Rumors have swirled inside the company in recent months that the project is back on, with people pointing to cost-saving layoffs or other structural changes to claim work is back on track. Truncale quelled such talk Thursday by telling employees that the company should “recommit to working together as one organization.”

However, she said in the webcast that the issues that sparked Everest remain, according to several partners, reinforcing the impression that she would be open to reconsidering some kind of split in the long term.

“The idea that it’s not off the table, but that there’s nothing on the table, doesn’t satisfy either those who want it back or those who thought it was a bad idea,” said a webcast listener.

Because EY audits most of America’s biggest technology companies, including Google, Amazon and Oracle, its consulting arm is at a disadvantage for large IT projects compared to competitors who can work with those companies. On Thursday, Truncale promised “differential investment” in other services to expand the consulting arm, such as business transformation, managed services and sustainability consulting.

In a message to EY’s 400,000 employees, Truncale said it would put more meat on its bones in the coming months. People familiar with the decision-making process said work to weave a global strategy together with plans for individual countries and business lines was still in its early stages. The slow pace frustrated some executives under Truncale, the people said.

In a statement, the firm said there would be “continuous dialogue with partners and EY people” as “All in” was launched. One person said thousands of employees and partners have already contributed to the strategy through hundreds of hours of workshops, discussions and surveys.

Truncal’s ambiguous stance on Everest has left some still hoping for a spin-off or sale of the consulting arm — and the personal financial gain Everest once promised through cash payments to audit partners or equity stakes for those in the newly independent consulting company.

Later in Truncale’s four-year tenure, the landscape will certainly be different. American managing partner Julie Boland, whom Di Sibio accuses of blocking Everest, has two years left on her own term. The race is already underway in the UK to succeed the outgoing Hywel Ball.

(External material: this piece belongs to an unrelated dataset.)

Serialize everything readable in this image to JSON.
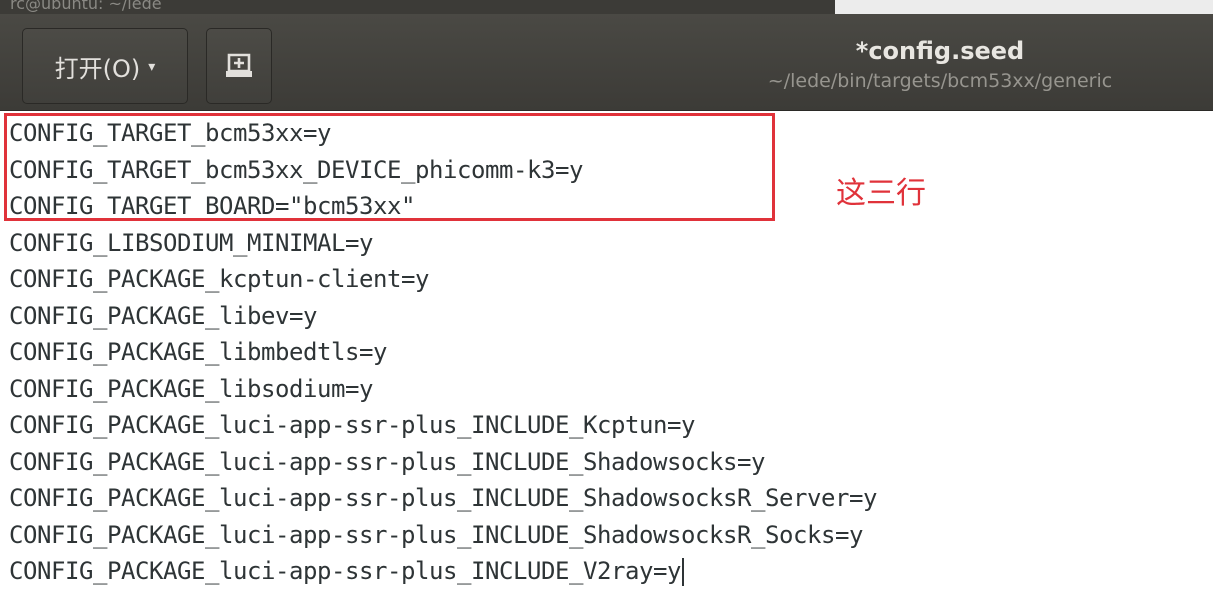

At the same time, EY is undergoing another operational review, which unifies its structure according to sectors. While advisory and audit activity for financial services clients is already consolidated under one management in some geographies, there will soon be greater coordination in other sectors, from consumer and healthcare to industrial and energy to technology, media and telecommunications. Over time, this could shift the power dynamics in the company.

A key test of “All in” will be whether high-performing partners remain energized and committed to the firm.

When one senior partner recently decided to leave, a colleague tried to dissuade him by insisting that Truncal deliver Everest 2.0. The playground was not working.

“During Everest, everyone was hanging around the hoop waiting to get paid,” said a former partner. “There’s a huge leadership vacuum now and I know of a lot of partners, high-powered partners, who want out. As the market improves, the pace of departures will increase.”

Laura Empson, a professor at the University of London’s Bayes Business School who specializes in the management of professional services firms, said the implementation of Truncale’s fuzzy strategy could still prove effective if a robust decision-making process was in place.

“A solution to an intractable conflict comes from a careful process of building consensus among people who collectively have a lot to lose,” she said. “The act of building that consensus is not necessarily considered an act of leadership until it is definitively resolved.”